“Kenapa tidak?”
Lalu-lintas macet Sam Ratulangi, lalu bebelok ke arah Jalan Paprika. Tinggal dekat lagi sebenarnya. Sederetan rumah-rumah tua di jalan ini diubah pemiliknya menjadi kafe-kafe dengan aneka nama yang nasionalistik. Sebut saja Kafe Naknan (kependekan dari kata Enak Tenan, Jawa), Niki Eco Sedoyo (Ini enak semua, Jawa), Jangbahugel (Jangan Berhubungan Gelap, Minahasa), Jangkaimah (untuk yang di rumah, Sunda), dan banyak lagi. Nama-nama itu sesuai dengan menu makanannya yang sangat kampung, namun khas daerah. Namun zemua makanan dan minuman divariasikan dengan nama, penyajian, bahan-bahan, serta terutama penampilan yang wah ala anak muda yang tak pernah kehabisan gaya.
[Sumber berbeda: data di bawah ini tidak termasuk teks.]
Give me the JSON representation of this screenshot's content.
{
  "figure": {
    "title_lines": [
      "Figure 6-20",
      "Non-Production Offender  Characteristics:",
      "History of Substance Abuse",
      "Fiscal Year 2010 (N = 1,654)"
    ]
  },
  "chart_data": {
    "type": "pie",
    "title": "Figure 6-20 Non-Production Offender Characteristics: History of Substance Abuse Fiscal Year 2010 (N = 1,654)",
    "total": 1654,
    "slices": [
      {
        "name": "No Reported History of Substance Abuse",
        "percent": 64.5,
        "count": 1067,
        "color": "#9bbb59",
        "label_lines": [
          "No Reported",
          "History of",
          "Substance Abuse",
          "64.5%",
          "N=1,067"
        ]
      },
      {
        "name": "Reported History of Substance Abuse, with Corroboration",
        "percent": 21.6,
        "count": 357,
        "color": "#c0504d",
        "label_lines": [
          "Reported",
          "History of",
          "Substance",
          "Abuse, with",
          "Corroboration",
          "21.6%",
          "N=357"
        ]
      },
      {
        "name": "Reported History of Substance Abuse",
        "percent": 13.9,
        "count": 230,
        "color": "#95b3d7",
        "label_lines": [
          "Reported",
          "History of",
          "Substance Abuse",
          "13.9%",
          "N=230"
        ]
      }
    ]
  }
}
Wasi melewati semua kafe itu. Ada satu lagi yang berbeda. Di kafe yang dituju suasananya lebih sederhana dan untuk semua usia. Live musik parkusi, halaman rindang di bawah keteduhan beberapa pohon sawo kecik dan kelengkeng, serta tata ruang yang mencangkok gaya tahun 1970-an seketika memantapkan perasaan Arjo bahwa Wasi telah sangat tepat memilihkan untuk dirinya. Perasaan si tua yang kembali muda oleh kenangan yang mulai kabur.
Wasi dan Arjo duduk di kursi pada meja tengah. Meja besar itu dikelilingi sepuluh kursi, mereka berhadapan di sudut meja. Seperti dua oarng kekasih, bukan. Seperti ayah dan anak, juga bukan. Mungkin lebih tepat serupa kakek dan seorang cucu perempuan, mungkin. Arjo menduga-duga apakah Wasi juga sedang sibuk memikirkan bagaimana mestinya hubungan mereka disebut.
Dua orang pramusaji lelaki-perempuan datang dengan membawa daftar menu.
“Jangan berkomentar apapun kalau itu hanya pujian. . . . ! Aku justru perlu kritik, dan seorang Arjo pasti tidak kekurangan bahan kalau sekadar untuk mengkritik. Tapi nanti setelah semua hidangan yang ada kita santap. Dan ada waktu beberapa menit untuk membuat semacam statement ihwal tampilan kafe dan cita-rasa masakan ala Bondan Winarno kalau mungkin. . . . .!” ucap Wasi ketika mempersilahkan Arjo duduk.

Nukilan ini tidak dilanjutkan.